Approximating the Region of Multi-Task Coordination via the Optimal Lyapunov-Like Barrier Function
For multi-agent systems, this work provides a systematic way to estimate safe initial conditions for coordinated tasks, though the method is incremental over existing Lyapunov-based approaches.
The paper addresses multi-task coordination for multi-agent systems with collision avoidance, connectivity maintenance, and destination convergence. It proposes a method to approximate the safety-guaranteed region of multi-task coordination (SG-RMTC) by searching for an optimal Lyapunov-like barrier function that maximizes the under-estimate of this region. Numerical examples demonstrate effectiveness.

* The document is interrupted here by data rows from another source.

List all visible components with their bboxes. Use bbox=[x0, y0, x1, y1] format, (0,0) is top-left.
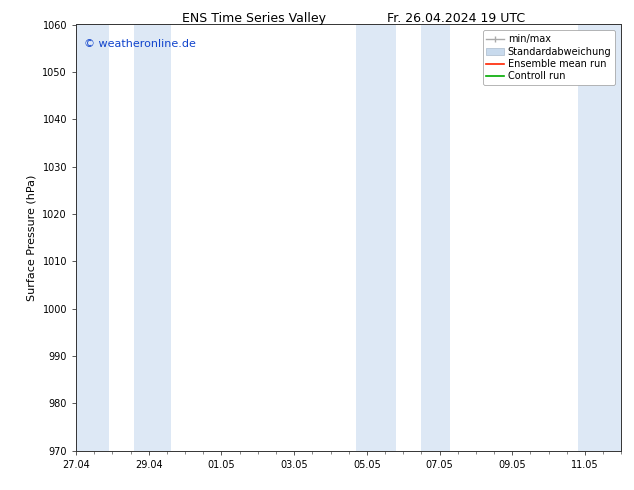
Text: Fr. 26.04.2024 19 UTC: Fr. 26.04.2024 19 UTC bbox=[387, 12, 526, 25]
Text: © weatheronline.de: © weatheronline.de bbox=[84, 39, 196, 49]
Bar bbox=[422, 24, 451, 451]
Y-axis label: Surface Pressure (hPa): Surface Pressure (hPa) bbox=[27, 174, 37, 301]
Bar bbox=[578, 24, 625, 451]
Text: ENS Time Series Valley: ENS Time Series Valley bbox=[181, 12, 326, 25]
Legend: min/max, Standardabweichung, Ensemble mean run, Controll run: min/max, Standardabweichung, Ensemble me… bbox=[482, 30, 616, 85]
Bar bbox=[72, 24, 109, 451]
Bar bbox=[134, 24, 171, 451]
Bar bbox=[356, 24, 396, 451]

We consider the multi-task coordination problem for multi-agent systems under the following objectives: 1. collision avoidance; 2. connectivity maintenance; 3. convergence to desired destinations. The paper focuses on the safety guaranteed region of multi-task coordination (SG-RMTC), i.e., the set of initial states from which all trajectories converge to the desired configuration, while at the same time achieve the multi-task coordination and avoid unsafe sets. In contrast to estimating the domain of attraction via Lyapunov functions, the main underlying idea is to employ the sublevel sets of Lyapunov-like barrier functions to approximate the SG-RMTC. Rather than using fixed Lyapunov-like barrier functions, a systematic way is proposed to search an optimal Lyapunov-like barrier function such that the under-estimate of SG-RMTC is maximized. Numerical examples illustrate the effectiveness of the proposed method.